Per cui non ci dovrebbe essere nulla da aggiungere, ma è sull’impostazione data alle notizie che mi permetto di fare qualche osservazione. In tutte, viene attribuito ripetutamente alla difficoltà logistiche e alla burocrazia la principale causa della perdita di competitività della nostra ortofrutticoltura sia sul mercato interno che su quello estero. La soluzione sarebbe quindi un patto di “sistema” che riesca ad abbattere questi due ostacoli. Prima di tutto, a mio avviso, non può essere la soluzione un patto solo per il “sistema” ortofrutticolo, perché questi sono problemi che gravano su tutto il “sistema” Italia e nemmeno gli 8OO milioni stanziati dal PNRR per il “Piano logistico per i settori agroalimentare, floricoltura e vivaismo”, possono risolvere il problema se non faranno parte di un piano generale di ammodernamento e potenziamento delle nostre infrastrutture viarie, ferroviarie, portuali e aereoportuali. A proposito poi del PNRR, dopo tanta fatica per arrivare alla sua approvazione, ora è diventato la comoda scusa per rinviare tutto al futuro, perché è con esso che si spera di riuscire a fare tutto quello che non si è fatto finora.
Tutti gli interventi alla tavola rotonda sono stati molto interessanti ma, a mio avviso due hanno denunciato chiaramente le vere cause della perdita di competitività della nostra ortofrutticoltura: quello di Claudio Mazzini, responsabile freschissimi Coop, che ha affermato che la spesa per ortofrutta nella grande distribuzione sta calando perché, tra l’altro, il consumatore non è spinto ad acquistare la frutta nazionale giudicata “mediamente non buona”; l’altro intervento è quello di Renzo Piraccini che ha sostenuto che senza una adeguata dimensione le imprese dell’ortofrutta sono destinate a perdere la sfida competitiva per i maggiori costi e per la minore capacità commerciale in termini di servizi al cliente e di tenuta sul prezzo, a fronte di una domanda sempre più concentrata e aperta al mercato globale.

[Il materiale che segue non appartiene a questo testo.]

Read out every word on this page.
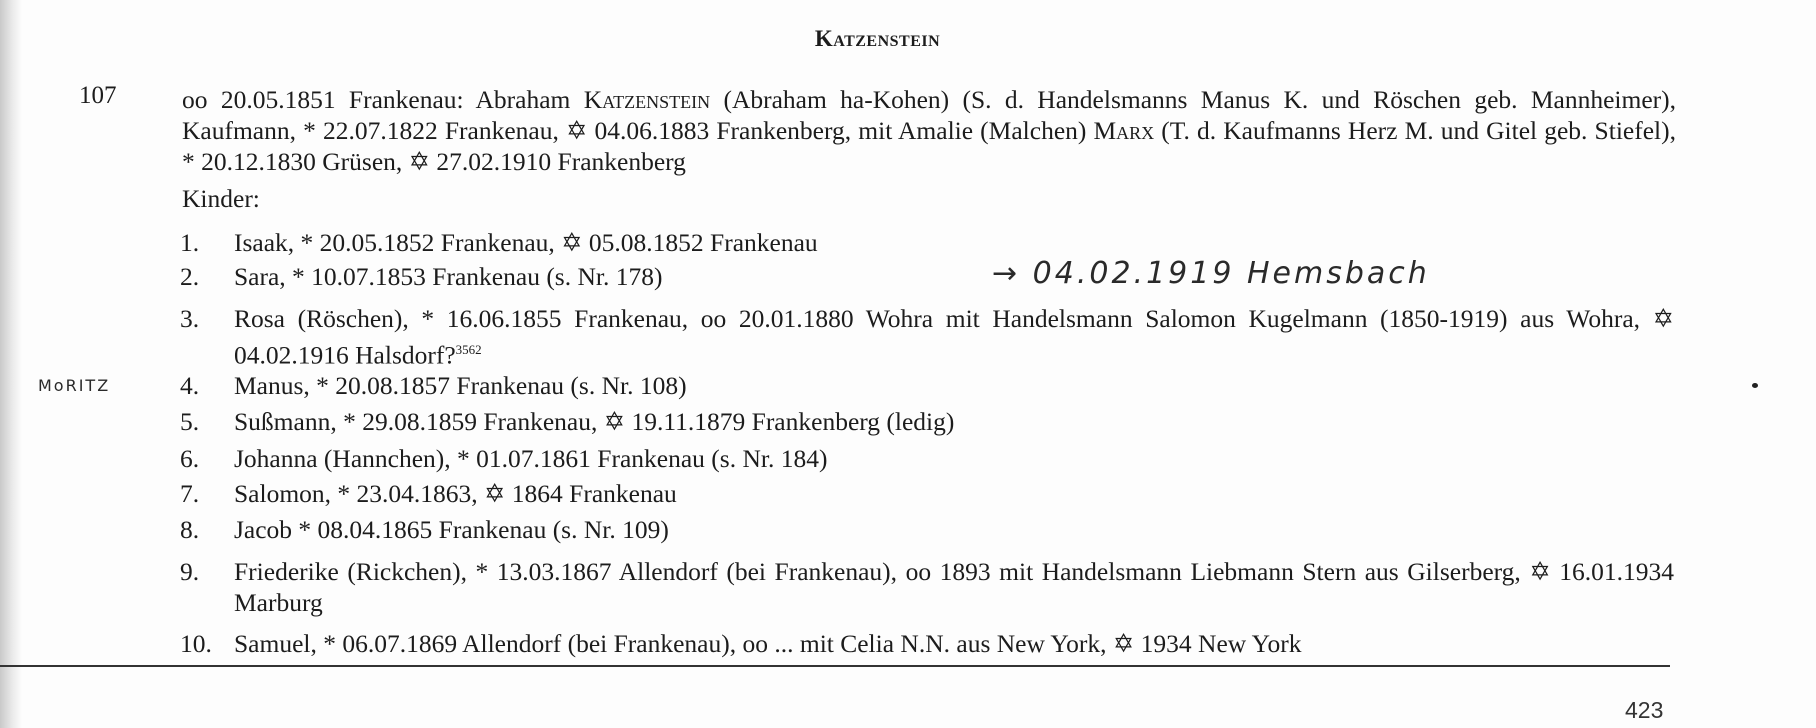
Katzenstein
107	oo 20.05.1851 Frankenau: Abraham Katzenstein (Abraham ha-Kohen) (S. d. Handelsmanns Manus K. und Röschen geb. Mannheimer), Kaufmann, * 22.07.1822 Frankenau, ✡ 04.06.1883 Frankenberg, mit Amalie (Malchen) Marx (T. d. Kaufmanns Herz M. und Gitel geb. Stiefel), * 20.12.1830 Grüsen, ✡ 27.02.1910 Frankenberg
Kinder:
1.	Isaak, * 20.05.1852 Frankenau, ✡ 05.08.1852 Frankenau
2.	Sara, * 10.07.1853 Frankenau (s. Nr. 178)
3.	Rosa (Röschen), * 16.06.1855 Frankenau, oo 20.01.1880 Wohra mit Handelsmann Salomon Kugelmann (1850-1919) aus Wohra, ✡ 04.02.1916 Halsdorf?$^{3562}$
4.	Manus, * 20.08.1857 Frankenau (s. Nr. 108)
5.	Sußmann, * 29.08.1859 Frankenau, ✡ 19.11.1879 Frankenberg (ledig)
6.	Johanna (Hannchen), * 01.07.1861 Frankenau (s. Nr. 184)
7.	Salomon, * 23.04.1863, ✡ 1864 Frankenau
8.	Jacob * 08.04.1865 Frankenau (s. Nr. 109)
9.	Friederike (Rickchen), * 13.03.1867 Allendorf (bei Frankenau), oo 1893 mit Handelsmann Liebmann Stern aus Gilserberg, ✡ 16.01.1934 Marburg
10. Samuel, * 06.07.1869 Allendorf (bei Frankenau), oo ... mit Celia N.N. aus New York, ✡ 1934 New York
MoRITZ
→ 04.02.1919 Hemsbach
423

Anche dalla lettura delle slides dell’Osservatorio Ortofrutta di Nomisma, presentate da Denis Pantini, emerge lo stato di crisi della nostra ortofrutticoltura (nelle analisi ho escluso il 2020 per l’eccezionalità degli effetti della pandemia). In dieci anni, tra il 2009 e il 2019 i consumi domestici di ortofrutta sono diminuiti, a prezzi costanti (-6%) più dei consumi totali (-3%) in alimentari e bevande e nel corso degli ultimi cinque anni il nostro export di ortofrutta fresca è diminuito in quantità di circa il 18% (CSO Italy). Negli stessi dieci anni la SAU coltivata a nettarine è diminuita del 40%, quella a pere del 24% e ad arance del 19%, mentre la superficie a mele è rimasta invariata e quella a kiwi è aumentata del 8%. Per fortuna (sic!) che è aumentata del 2000% la SAU a melograno e del 50% quella a piccoli frutti e che è aumentato negli ultimi cinque anni l’import di avocado del 160% e di banane del 18%.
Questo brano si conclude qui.